Across the United States, ILI schools look quite different. Some offer multiple language immersion programs (for ex­ample, both Spanish and ILI tracks) while others offer both English-medium and Indigenous language-medium tracks. One thing Professors McCarty, Lee, Nicholas, and Seltzer are interested in is why parents with demographically sim­ilar backgrounds choose to enroll their child in ILI or English-medium school­ing. What kinds of opportunities to learn and outcomes are evident for students from similar backgrounds in the two pro­grams? And what can the two kinds of programs learn from each other?

Although it’s too early to talk about findings, the very motivation to conduct the study arose from positive outcomes reported for some ILI schools.

Ananda Marin, Megan Bang and her daughter, and Adam Kessel on a forest walk in Chicago. Going on forest walks is a practice that community teachers regularly facilitated with youth and families.
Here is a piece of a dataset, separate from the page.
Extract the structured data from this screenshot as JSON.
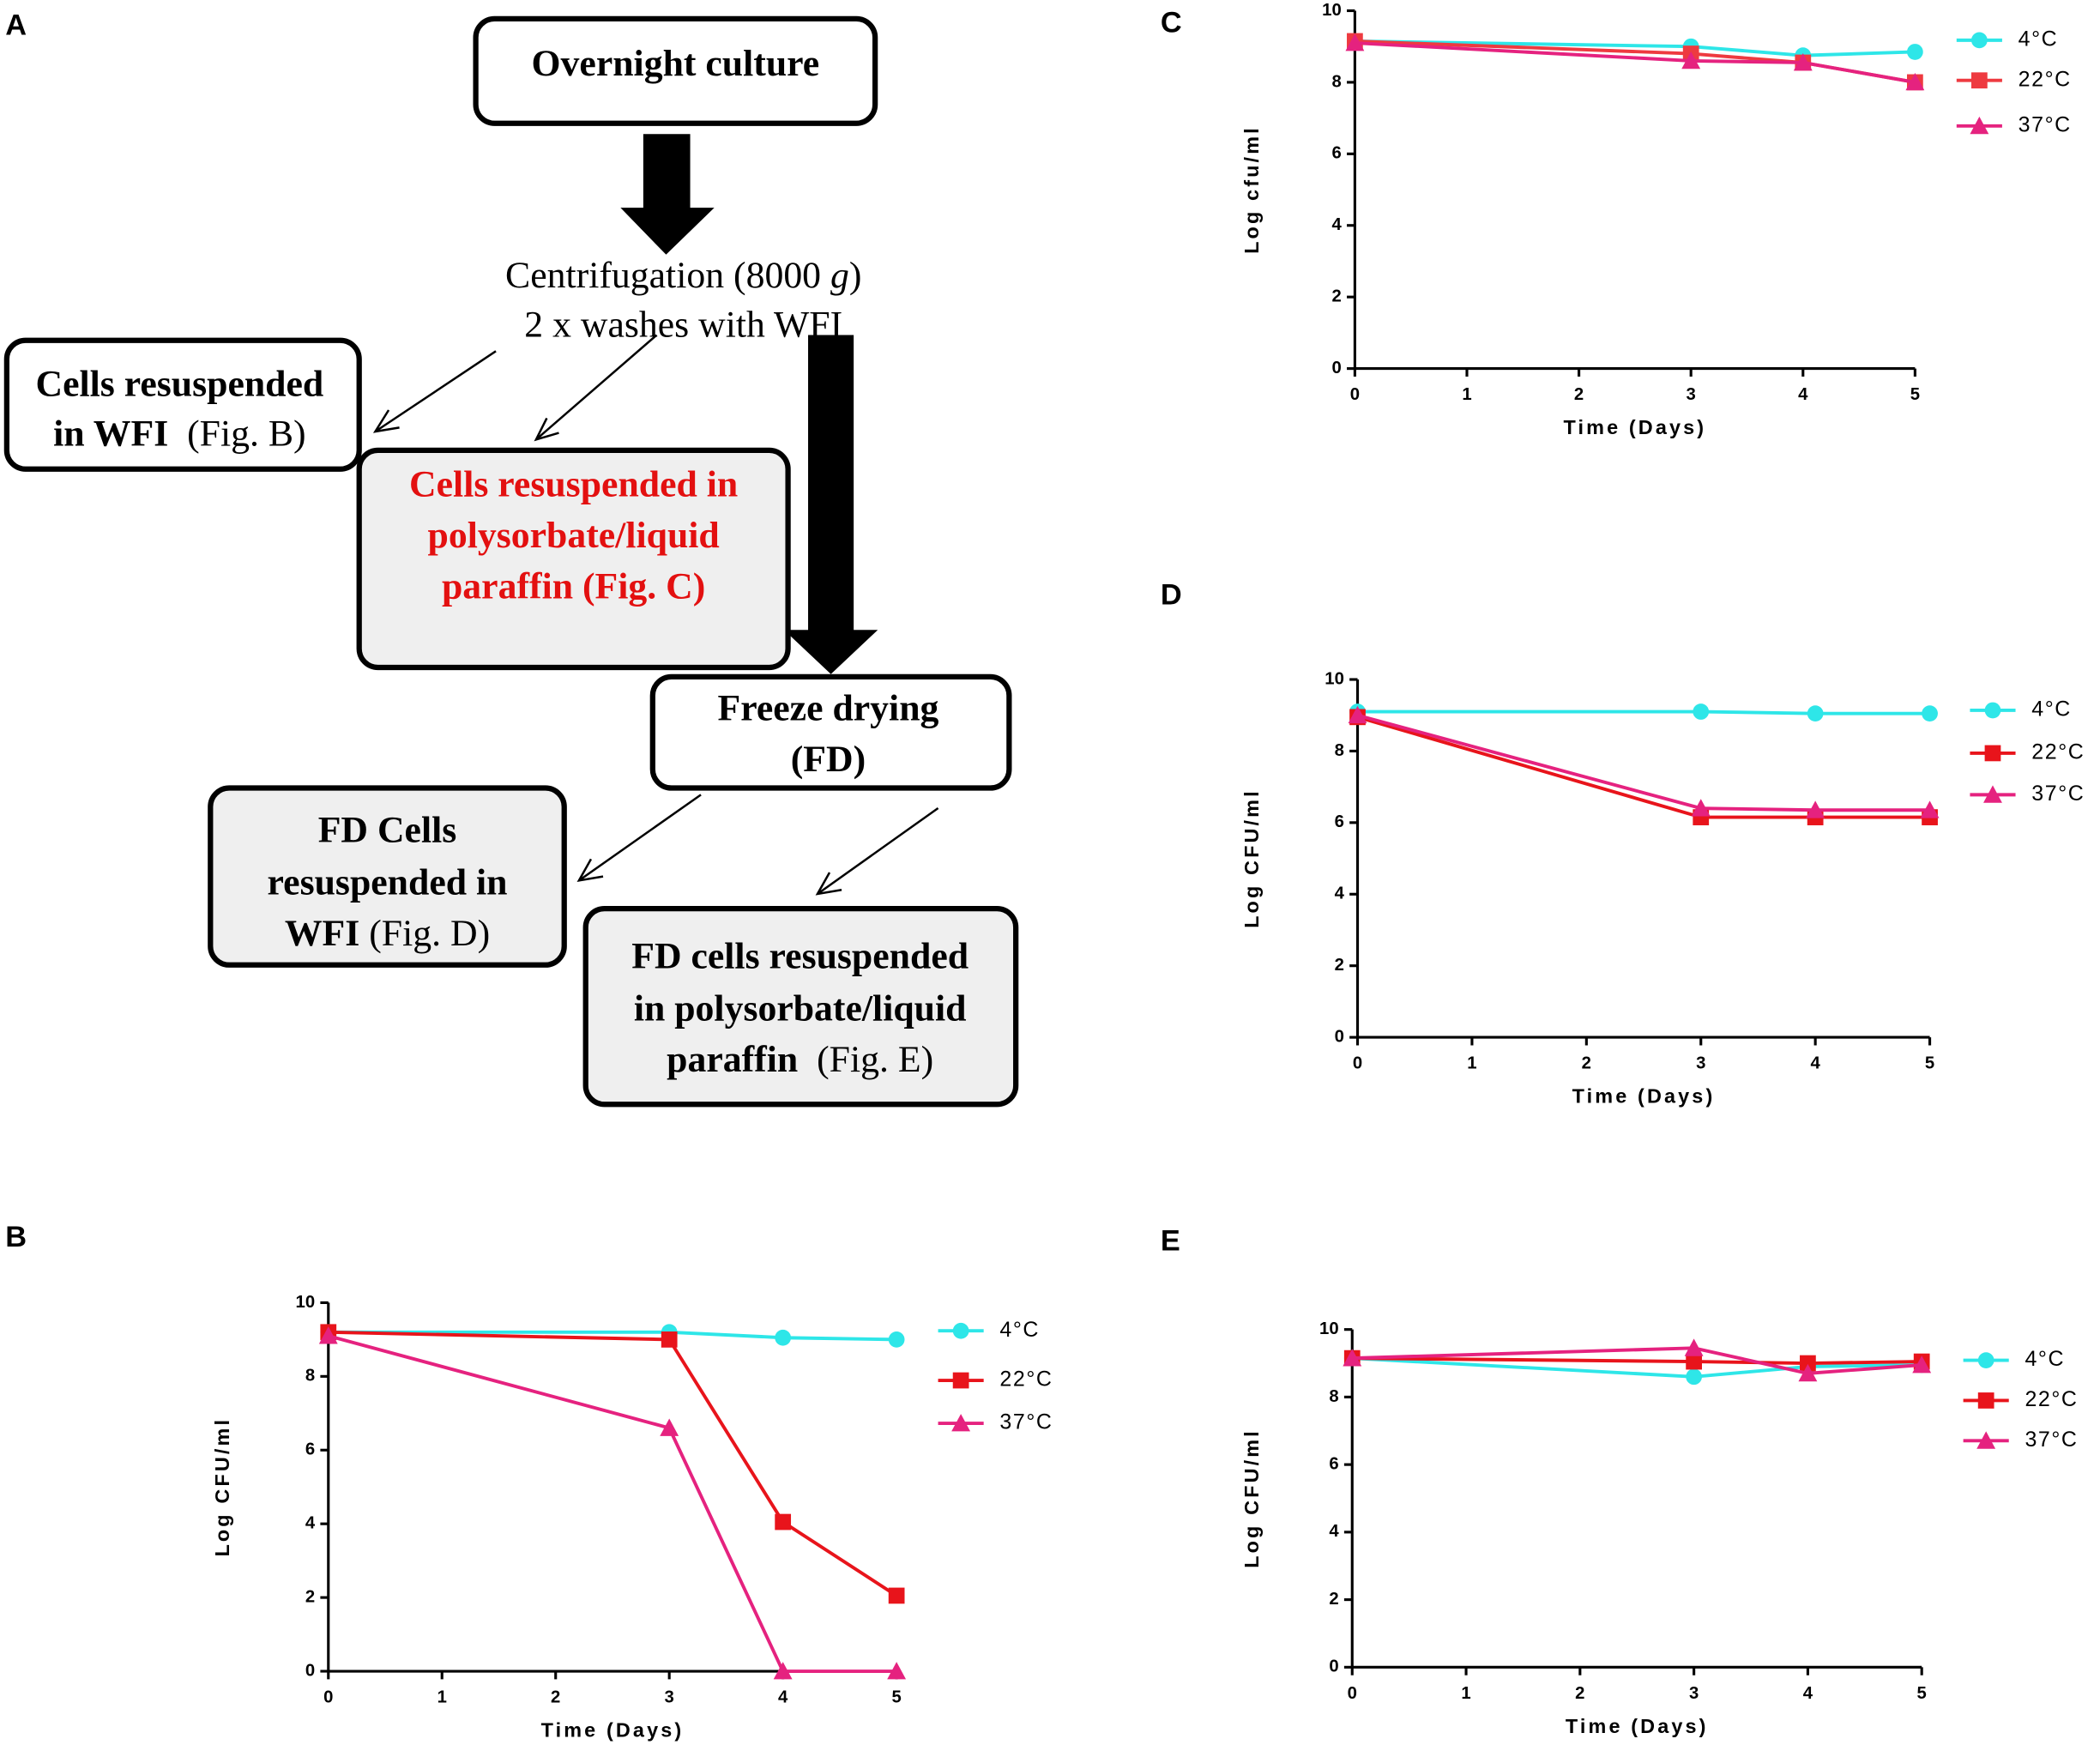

Teachers also incorporated forests walks into their curriculum design processes.

“We had evidence from certain sites that attendance, graduation, and college-going rates were higher, and that test scores were on par with or bet­ter than mainstream English programs, even though the tests were in English, not the language students were learning in,” says McCarty. “So, this is a promising practice, but we didn’t have any system­atic data on that.”

The work of Professors Marin and McCarty illustrates that equity in educa­tion can, and should, involve more than curricular changes alone. Youth, families, teachers, and researchers must togeth­er reexamine the end-goal of education, and ultimately be willing to shift estab­lished educational practices, in order to best benefit communities and support Indigenous futures.

“It’s a different kind of innovative practice—more than a single curric­ular change,” says McCarty. “These are whole-community efforts, looking forward from the work that they’re doing now to the next generation, and the next generation, and the next generation be­yond that. So, it’s about something larg­er than getting students to do better on tests, or even helping students to learn their Indigenous language.”

For both Professors Marin and McCarty, their community-research part­nerships are bigger than improving edu­cational outcomes alone. As they write, “It’s a commitment to decolonizing edu­cational environments and much more— namely, cultural continuance, reclama­tion, and resurgence.”